L’investissement public, concentré notamment dans les infrastructures (électricité, transport, etc.) transforme le pays et permet d’y réaliser des affaires de façon durable. Plusieurs réformes entreprises par les autorités entretiennent ce renouveau : la mise en place d’un nouveau code d’investissement et de nouveaux instruments d’encadrement du secteur privé, notamment un cadre de dialogue secteur public – secteur privé, un guichet unique pour les formalités de création d’entreprises, un tribunal de commerce ainsi qu’une plateforme d’échanges pour centraliser les appuis des partenaires au développement à l’environnement des affaires. La solvabilité apparente des consommateurs, l’ouverture du pays sur le marché régional constituent autant de facteurs qui contribuent à renforcer l’attractivité du pays pour les investissements privés.

Une concurrence régionale inexistante. La Côte d’Ivoire bénéficie en outre de la situation défavorable de ses voisins. Hormis le Ghana et le Nigéria et dans une moindre mesure la Sierra Léone et le Libéria avec leur ressources minières, les autres pays de la région sont minés par des difficultés qui entachent leur attractivité auprès des investisseurs. Avec un Sénégal naturellement sous doté et qui souffre de problèmes énergétiques et d’infrastructures ; une situation sécuritaire instable dans le sahel (Mali, Burkina et Niger) ; le Togo et le Bénin qui sont devenu des plateformes commerciales pour le Nigeria et offrent (malgré leur potentiel) peu d’opportunités d’affaires avec des infrastructures défaillantes et un cadre institutionnel faible et non sécurisant, la Côte d’Ivoire se présente de loin comme le seul pays de la sous-région capable d’accueillir les investissements étrangers, et ce d’autant plus qu’elle ouvre la voie aux autres pays (Mali, Niger, Burkina).
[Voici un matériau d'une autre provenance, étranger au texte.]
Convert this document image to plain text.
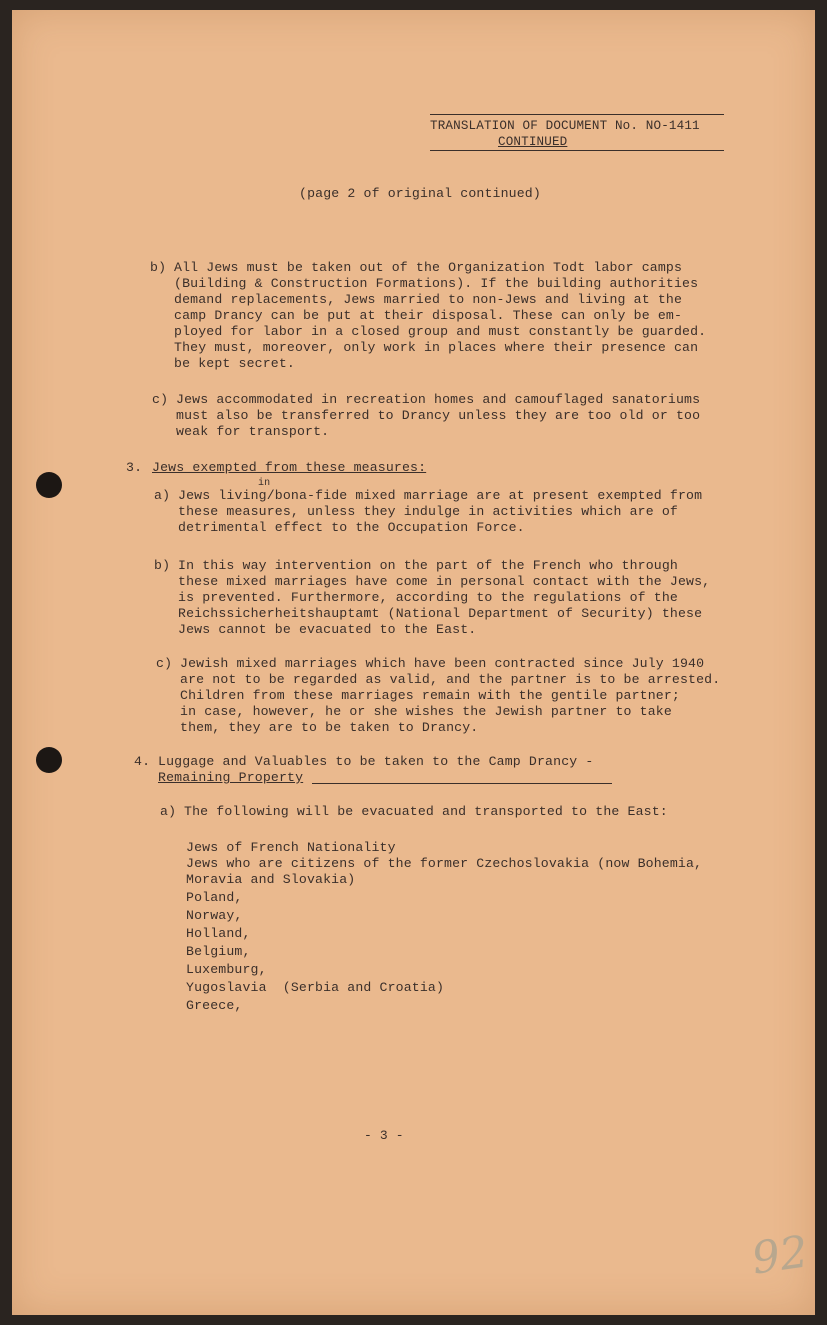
TRANSLATION OF DOCUMENT No. NO-1411
CONTINUED
(page 2 of original continued)
b) All Jews must be taken out of the Organization Todt labor camps
(Building & Construction Formations). If the building authorities
demand replacements, Jews married to non-Jews and living at the
camp Drancy can be put at their disposal. These can only be em-
ployed for labor in a closed group and must constantly be guarded.
They must, moreover, only work in places where their presence can
be kept secret.
c) Jews accommodated in recreation homes and camouflaged sanatoriums
must also be transferred to Drancy unless they are too old or too
weak for transport.
3. Jews exempted from these measures:
in
a) Jews living/bona-fide mixed marriage are at present exempted from
these measures, unless they indulge in activities which are of
detrimental effect to the Occupation Force.
b) In this way intervention on the part of the French who through
these mixed marriages have come in personal contact with the Jews,
is prevented. Furthermore, according to the regulations of the
Reichssicherheitshauptamt (National Department of Security) these
Jews cannot be evacuated to the East.
c) Jewish mixed marriages which have been contracted since July 1940
are not to be regarded as valid, and the partner is to be arrested.
Children from these marriages remain with the gentile partner;
in case, however, he or she wishes the Jewish partner to take
them, they are to be taken to Drancy.
4. Luggage and Valuables to be taken to the Camp Drancy -
Remaining Property
a) The following will be evacuated and transported to the East:
Jews of French Nationality
Jews who are citizens of the former Czechoslovakia (now Bohemia,
Moravia and Slovakia)
Poland,
Norway,
Holland,
Belgium,
Luxemburg,
Yugoslavia  (Serbia and Croatia)
Greece,
- 3 -
92
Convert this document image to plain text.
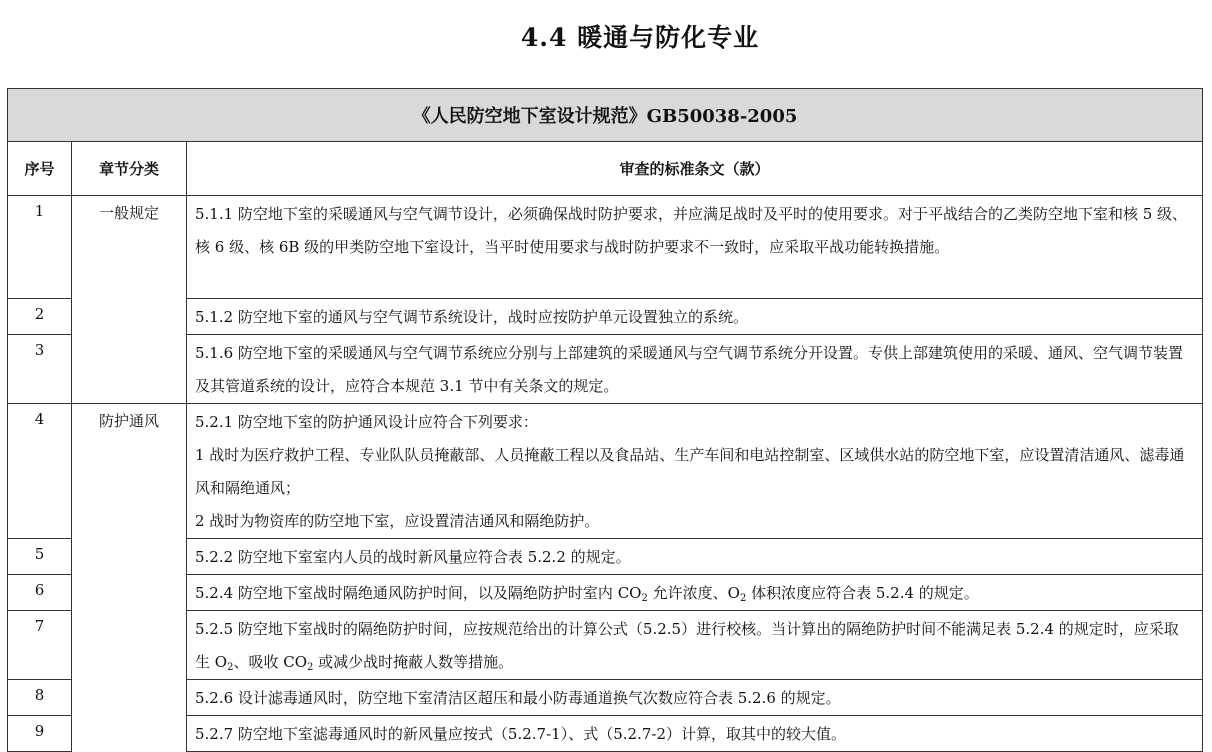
4.4 暖通与防化专业
《人民防空地下室设计规范》GB50038-2005		
序号	章节分类	审查的标准条文（款）
1	一般规定	5.1.1 防空地下室的采暖通风与空气调节设计，必须确保战时防护要求，并应满足战时及平时的使用要求。对于平战结合的乙类防空地下室和核 5 级、核 6 级、核 6B 级的甲类防空地下室设计，当平时使用要求与战时防护要求不一致时，应采取平战功能转换措施。
2		5.1.2 防空地下室的通风与空气调节系统设计，战时应按防护单元设置独立的系统。
3		5.1.6 防空地下室的采暖通风与空气调节系统应分别与上部建筑的采暖通风与空气调节系统分开设置。专供上部建筑使用的采暖、通风、空气调节装置及其管道系统的设计，应符合本规范 3.1 节中有关条文的规定。
4	防护通风	5.2.1 防空地下室的防护通风设计应符合下列要求：

1 战时为医疗救护工程、专业队队员掩蔽部、人员掩蔽工程以及食品站、生产车间和电站控制室、区域供水站的防空地下室，应设置清洁通风、滤毒通风和隔绝通风；

2 战时为物资库的防空地下室，应设置清洁通风和隔绝防护。

5		5.2.2 防空地下室室内人员的战时新风量应符合表 5.2.2 的规定。
6		5.2.4 防空地下室战时隔绝通风防护时间，以及隔绝防护时室内 $CO_2$ 允许浓度、$O_2$ 体积浓度应符合表 5.2.4 的规定。
7		5.2.5 防空地下室战时的隔绝防护时间，应按规范给出的计算公式（5.2.5）进行校核。当计算出的隔绝防护时间不能满足表 5.2.4 的规定时，应采取生 $O_2$、吸收 $CO_2$ 或减少战时掩蔽人数等措施。
8		5.2.6 设计滤毒通风时，防空地下室清洁区超压和最小防毒通道换气次数应符合表 5.2.6 的规定。
9		5.2.7 防空地下室滤毒通风时的新风量应按式（5.2.7-1）、式（5.2.7-2）计算，取其中的较大值。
La boucle ferroviaire, qui sera prochaine réalisée par Bolloré, vient davantage conforter cette position de la Côte d’Ivoire.

Malgré cet engouement que suscite le pays, sa situation sociale n’a que très peu évoluée. « Les routes ne se mangent pas » disent les abidjanais. Cependant, ces routes les « feront manger » à termes (en 2020), à en croire le plan Côte d’Ivoire Emergent. En effet, la croissance actuelle est essentiellement portée par ces projets d’infrastructures et l’exportation mais ce sont ces infrastructures qui constitueront le socle de l’émergence du pays. Elles permettront aux entreprises de profiter des potentialités du pays, de s’orienter vers de la transformation, donc d’employer, de participer à la redistribution de la richesse et de réduire la dépendance du pays aux produits importés … du moins théoriquement. Si une sortie de crise n’est pas toujours synonyme de relève économique (cas du Libéria et de la Sierra Léone), le pari semble aujourd’hui relevé pour la Côte d’Ivoire et la pérennité de ses performances dépendra des choix de politique économique des autorités, notamment en matière de capital humain. Si pour l’heure, la politique de l’Etat en matière d’infrastructures est bien définie et visible, celle portant sur le renforcement du capital humain reste à préciser.  

Loin de stigmatiser l’embellie économie et les transformations en cours en Côte d’Ivoire, il convient de signaler que l’attractivité du pays demeure fragile et pourrait être remise en cause par tout choc exogène, notamment sur le plan politique. Il urge donc de renforcer les mécanismes visant à sa pérennisation et à son appropriation par les acteurs économiques internes : inclusion financière, renforcement du capital humain, environnement des affaires sécurisant, fiscalité simple et renforcement des institutions.